Let’s suppose a collection has N documents and each document has an array field with M subdocuments.
For a query that uses a $elemMatch
on the field with the M subdocuments to filter and findMany documents of this collection, would the time complexity be equivalent to search a document of N X M documents?
2
Answers
Yes, the time complexity of a query that uses $elemMatch on an array field with M subdocuments in each of N documents is equivalent to searching through 𝑁×𝑀 documents. This is because for each of the N documents, the query needs to evaluate the condition on each of the M subdocuments within the array, resulting in a total of 𝑁×𝑀 evaluations.
Please try to compare the two data models under the context.
aggregate data: Single collection of top level documents with an array key of sub documents
Normalised data: Two separate collections – one to host the top level documents and another to host the sub documents.
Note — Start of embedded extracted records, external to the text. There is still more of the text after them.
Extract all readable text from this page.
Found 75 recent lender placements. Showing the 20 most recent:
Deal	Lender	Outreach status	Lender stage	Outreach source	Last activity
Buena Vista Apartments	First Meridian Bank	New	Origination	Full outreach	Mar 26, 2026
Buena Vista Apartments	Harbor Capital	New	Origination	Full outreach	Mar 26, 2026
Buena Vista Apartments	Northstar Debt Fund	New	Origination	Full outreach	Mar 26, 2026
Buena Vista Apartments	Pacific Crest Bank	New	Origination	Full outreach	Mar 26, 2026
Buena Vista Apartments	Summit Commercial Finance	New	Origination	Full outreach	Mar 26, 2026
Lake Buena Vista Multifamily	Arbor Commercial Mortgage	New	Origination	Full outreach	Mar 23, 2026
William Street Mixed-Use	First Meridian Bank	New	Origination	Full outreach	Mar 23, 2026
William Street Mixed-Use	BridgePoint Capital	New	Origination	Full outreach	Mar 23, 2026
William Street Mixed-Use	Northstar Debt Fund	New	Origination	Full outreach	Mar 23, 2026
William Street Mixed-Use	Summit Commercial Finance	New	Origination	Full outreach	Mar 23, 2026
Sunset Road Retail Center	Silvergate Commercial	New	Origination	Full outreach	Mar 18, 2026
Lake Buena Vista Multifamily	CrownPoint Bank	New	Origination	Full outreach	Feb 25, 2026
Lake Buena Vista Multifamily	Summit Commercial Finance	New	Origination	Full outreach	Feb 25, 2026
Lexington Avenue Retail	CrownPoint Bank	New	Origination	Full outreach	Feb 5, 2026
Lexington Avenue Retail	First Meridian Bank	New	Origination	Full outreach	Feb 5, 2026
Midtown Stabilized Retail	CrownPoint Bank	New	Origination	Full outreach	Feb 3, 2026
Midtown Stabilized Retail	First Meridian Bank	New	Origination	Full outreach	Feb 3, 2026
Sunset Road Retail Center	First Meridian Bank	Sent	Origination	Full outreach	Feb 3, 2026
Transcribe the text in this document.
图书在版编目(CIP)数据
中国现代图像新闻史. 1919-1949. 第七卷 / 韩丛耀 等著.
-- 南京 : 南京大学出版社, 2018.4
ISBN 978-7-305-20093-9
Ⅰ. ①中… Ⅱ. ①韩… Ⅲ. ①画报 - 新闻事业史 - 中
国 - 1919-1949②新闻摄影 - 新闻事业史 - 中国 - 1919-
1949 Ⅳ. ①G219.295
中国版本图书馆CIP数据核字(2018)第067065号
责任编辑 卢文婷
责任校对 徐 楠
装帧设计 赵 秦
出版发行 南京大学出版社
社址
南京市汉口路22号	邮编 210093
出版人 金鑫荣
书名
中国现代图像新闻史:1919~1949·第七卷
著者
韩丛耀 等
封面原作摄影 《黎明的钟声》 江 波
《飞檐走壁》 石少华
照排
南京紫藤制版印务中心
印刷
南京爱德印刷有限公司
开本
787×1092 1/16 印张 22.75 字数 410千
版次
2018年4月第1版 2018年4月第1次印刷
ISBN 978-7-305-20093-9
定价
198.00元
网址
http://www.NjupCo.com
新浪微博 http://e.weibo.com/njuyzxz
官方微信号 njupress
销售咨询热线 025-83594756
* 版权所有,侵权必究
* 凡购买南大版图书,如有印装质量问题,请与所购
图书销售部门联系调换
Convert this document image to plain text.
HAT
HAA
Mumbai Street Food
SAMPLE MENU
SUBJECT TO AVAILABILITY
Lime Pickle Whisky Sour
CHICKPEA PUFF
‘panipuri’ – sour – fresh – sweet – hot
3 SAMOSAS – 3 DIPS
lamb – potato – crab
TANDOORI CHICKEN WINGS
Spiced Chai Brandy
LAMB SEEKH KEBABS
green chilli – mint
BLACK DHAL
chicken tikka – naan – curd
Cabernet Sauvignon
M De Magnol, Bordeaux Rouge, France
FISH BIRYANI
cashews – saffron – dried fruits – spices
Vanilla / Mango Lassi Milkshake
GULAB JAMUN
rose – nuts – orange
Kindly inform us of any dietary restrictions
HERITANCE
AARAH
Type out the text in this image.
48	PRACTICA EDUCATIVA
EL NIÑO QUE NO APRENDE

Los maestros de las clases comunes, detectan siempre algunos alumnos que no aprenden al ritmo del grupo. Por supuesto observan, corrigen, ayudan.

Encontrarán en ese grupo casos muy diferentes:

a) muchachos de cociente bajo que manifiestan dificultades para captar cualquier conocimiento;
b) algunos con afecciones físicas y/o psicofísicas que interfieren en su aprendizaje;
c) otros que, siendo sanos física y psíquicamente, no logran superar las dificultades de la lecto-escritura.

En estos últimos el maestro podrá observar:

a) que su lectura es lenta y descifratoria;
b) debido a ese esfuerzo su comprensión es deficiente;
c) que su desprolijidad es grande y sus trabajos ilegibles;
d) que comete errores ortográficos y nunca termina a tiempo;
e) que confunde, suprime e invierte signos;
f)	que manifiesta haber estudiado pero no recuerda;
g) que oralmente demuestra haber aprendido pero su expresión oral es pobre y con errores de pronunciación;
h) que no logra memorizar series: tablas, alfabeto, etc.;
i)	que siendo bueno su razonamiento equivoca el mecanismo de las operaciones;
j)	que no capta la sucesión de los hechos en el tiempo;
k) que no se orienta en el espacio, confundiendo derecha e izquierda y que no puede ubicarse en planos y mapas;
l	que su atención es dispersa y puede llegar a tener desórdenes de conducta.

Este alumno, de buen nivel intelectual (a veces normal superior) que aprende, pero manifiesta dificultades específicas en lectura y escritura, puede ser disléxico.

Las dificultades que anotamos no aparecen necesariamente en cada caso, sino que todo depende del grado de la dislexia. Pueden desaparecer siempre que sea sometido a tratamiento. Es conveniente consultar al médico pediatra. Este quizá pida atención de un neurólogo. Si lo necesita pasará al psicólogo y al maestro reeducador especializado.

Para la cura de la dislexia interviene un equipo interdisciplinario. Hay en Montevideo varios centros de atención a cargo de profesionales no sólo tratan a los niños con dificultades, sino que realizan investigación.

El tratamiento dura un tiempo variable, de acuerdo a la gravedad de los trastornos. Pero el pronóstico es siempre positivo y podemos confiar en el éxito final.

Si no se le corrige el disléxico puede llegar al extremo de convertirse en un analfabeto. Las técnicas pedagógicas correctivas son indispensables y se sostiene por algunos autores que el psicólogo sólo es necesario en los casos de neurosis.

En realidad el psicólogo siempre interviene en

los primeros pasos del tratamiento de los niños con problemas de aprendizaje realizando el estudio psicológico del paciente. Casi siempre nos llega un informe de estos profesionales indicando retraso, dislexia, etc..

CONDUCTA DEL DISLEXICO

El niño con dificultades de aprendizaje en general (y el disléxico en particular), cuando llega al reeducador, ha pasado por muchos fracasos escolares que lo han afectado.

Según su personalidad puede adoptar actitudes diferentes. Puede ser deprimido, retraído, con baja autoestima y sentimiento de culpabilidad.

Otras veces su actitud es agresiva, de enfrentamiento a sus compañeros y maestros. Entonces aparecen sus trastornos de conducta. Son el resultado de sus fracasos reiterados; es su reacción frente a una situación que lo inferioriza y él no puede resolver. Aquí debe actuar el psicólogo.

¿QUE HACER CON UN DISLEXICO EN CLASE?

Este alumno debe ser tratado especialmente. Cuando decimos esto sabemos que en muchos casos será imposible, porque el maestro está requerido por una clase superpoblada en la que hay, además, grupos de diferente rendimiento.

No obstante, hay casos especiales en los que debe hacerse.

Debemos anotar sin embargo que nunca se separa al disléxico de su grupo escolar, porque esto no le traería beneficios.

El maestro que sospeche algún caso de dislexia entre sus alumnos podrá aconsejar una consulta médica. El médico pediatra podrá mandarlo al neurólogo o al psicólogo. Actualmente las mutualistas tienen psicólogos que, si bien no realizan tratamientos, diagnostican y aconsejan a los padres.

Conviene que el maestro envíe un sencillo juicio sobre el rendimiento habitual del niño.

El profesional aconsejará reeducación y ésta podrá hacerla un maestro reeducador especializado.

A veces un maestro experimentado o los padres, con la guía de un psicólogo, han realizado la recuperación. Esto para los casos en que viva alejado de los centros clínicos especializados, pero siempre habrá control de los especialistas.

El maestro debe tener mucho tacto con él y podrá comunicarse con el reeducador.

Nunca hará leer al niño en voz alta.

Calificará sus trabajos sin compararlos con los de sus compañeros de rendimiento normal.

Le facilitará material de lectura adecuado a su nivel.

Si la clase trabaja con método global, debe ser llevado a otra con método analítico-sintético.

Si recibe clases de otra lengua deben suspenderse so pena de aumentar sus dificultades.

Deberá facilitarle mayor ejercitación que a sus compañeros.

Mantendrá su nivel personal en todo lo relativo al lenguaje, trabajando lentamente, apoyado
The most obvious difference is in accessing the basic data:
While the aggregate model would require a single fetch only, the normalised model would require two separate fetching and a merge. The cost of this join operation in the normalised model is the reason for opting for the aggregate model. Please think about a plain retrieval of the two models. It is quite clear that a normalised model is costly.
Now including a predicate into this scenario does not change the fundamental difference. Including predicates helps to narrow the search, this is the first part of the query to be executed. After this part, in order to get the whole data, the join is still to be performed in a normalised data. But this is not needed in aggregate data.
Edit:1
Now instead of storing data into two separate collections, if the same is stored in the same single collection, this is also very same as the normalised model. Though we call a self join in this case, the cost of join is still the same. The basic data still remains as two separate documents not as a single document.
Join is always the cost to bear if the data is not aggregated.